I hate how they hide who they are to us, and then they want us to hide it for them once we find out.  Wouldn't you think that the biggest risk is your st8 spouse finding out, and ending the marriage?  After that, what could be worse?   What other kind of loss could be greater than that of your spouse and children?!?  Just f'in own who you ARE already.  If you don't think who you are SHOULD be acceptable, then for God's sake, stop embracing and indulging that part of yourself.  But you can't have it both ways.

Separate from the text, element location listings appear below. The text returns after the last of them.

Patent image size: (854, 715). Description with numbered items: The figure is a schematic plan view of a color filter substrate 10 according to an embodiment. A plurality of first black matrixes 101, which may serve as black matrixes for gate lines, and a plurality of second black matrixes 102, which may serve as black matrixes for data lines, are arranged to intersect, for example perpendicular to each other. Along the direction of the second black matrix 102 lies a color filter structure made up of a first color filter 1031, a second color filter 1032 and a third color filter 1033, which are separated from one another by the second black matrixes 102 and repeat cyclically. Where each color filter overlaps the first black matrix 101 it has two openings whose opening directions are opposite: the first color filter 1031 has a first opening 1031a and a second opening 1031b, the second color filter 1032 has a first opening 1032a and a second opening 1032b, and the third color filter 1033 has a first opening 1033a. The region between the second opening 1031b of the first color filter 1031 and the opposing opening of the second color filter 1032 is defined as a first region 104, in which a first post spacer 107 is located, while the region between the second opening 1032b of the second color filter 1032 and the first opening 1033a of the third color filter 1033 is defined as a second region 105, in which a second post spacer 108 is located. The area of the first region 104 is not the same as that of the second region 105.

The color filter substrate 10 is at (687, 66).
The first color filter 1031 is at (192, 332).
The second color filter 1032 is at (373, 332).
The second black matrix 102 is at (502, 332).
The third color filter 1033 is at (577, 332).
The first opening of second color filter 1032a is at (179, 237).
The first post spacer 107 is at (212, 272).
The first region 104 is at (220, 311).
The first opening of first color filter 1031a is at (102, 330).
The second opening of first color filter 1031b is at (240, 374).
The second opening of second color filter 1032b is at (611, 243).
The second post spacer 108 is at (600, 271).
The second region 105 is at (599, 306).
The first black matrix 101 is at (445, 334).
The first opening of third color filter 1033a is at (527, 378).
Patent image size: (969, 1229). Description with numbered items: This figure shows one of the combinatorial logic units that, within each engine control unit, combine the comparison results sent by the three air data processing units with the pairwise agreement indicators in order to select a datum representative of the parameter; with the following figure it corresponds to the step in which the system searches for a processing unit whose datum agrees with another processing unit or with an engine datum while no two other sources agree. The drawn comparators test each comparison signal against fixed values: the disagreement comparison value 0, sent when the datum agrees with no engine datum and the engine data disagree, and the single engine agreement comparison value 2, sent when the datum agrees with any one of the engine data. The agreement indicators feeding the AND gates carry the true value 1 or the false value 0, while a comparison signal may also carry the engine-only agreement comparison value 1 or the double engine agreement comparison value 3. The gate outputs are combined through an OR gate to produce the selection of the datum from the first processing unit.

I made it clear to my ex that I had the right to tell anyone in my life about MY.LIFE.  I won't cover for you - it's not my job, it was never my commitment, and after the hell you put me through, I sure as hell don't owe it to you.  Once my kids knew, there was no danger in it for me.  Too bad if he doesn't want to reveal who he is.  He HAD that right - beFORE he married me and had kids with me.  Now it's MY story, too.  And I will tell anyone I damned well please.  I've not felt the need to run and tell his family because I never interact with them.  I know they thought I was hilarious and sarcastic - qualities not highly prized in their family.  So I'm sure they think this was all my fault.  My ex's mom hid it from her family too - I'm sure she told them it was me who wanted the divorce.  She just forgot to tell them the "because he's gay" part.  Whatevs!  One of ex's cousins asked me at former MIL's deathbed who the guy with my ex was.  I said, "That's R."  She said, "Yeah, I've met him before.  Who..... IS he?"  I said, "M's..... friend?"  She was like, "What.... KIND of friend???"  And I just said, "Who do YOU think he is?".  She looked at me like she thought it was a boyfriend, but.... NO, right?  And I was just like, "I didn't ask for a divorce for no reason, sweetie.  That's his boyfriend."  So yeah, I outed him to his family.  I have no idea how far and wide that did or didn't spread.  But ex is under the assumption that they all still have nooooo idea that he's gay.  Yeah, they DO, blockhead.  Hell, most of my family and friends told me after I announced that I was getting a divorce that they thought ALL.ALONG that he might be gay.  Let the skelatons out of the closet already.  Yeesch.

Kel


You are not required to set yourself on fire to keep other people warm.
 

May 4, 2017 9:17 pm  #15


Re: New...Here Goes Nothing!

Yeah as I sat in my home with her raging at me and cheating on me...I knew it was not my home...it was not where I belonged..not what God wanted foe me.

We are not citizens of the valley.
We need to go through the valley...but we are not supposed to build our home in the valley.

Sincere wishes of strength and faith to everyone as you journey through the (gay) valley.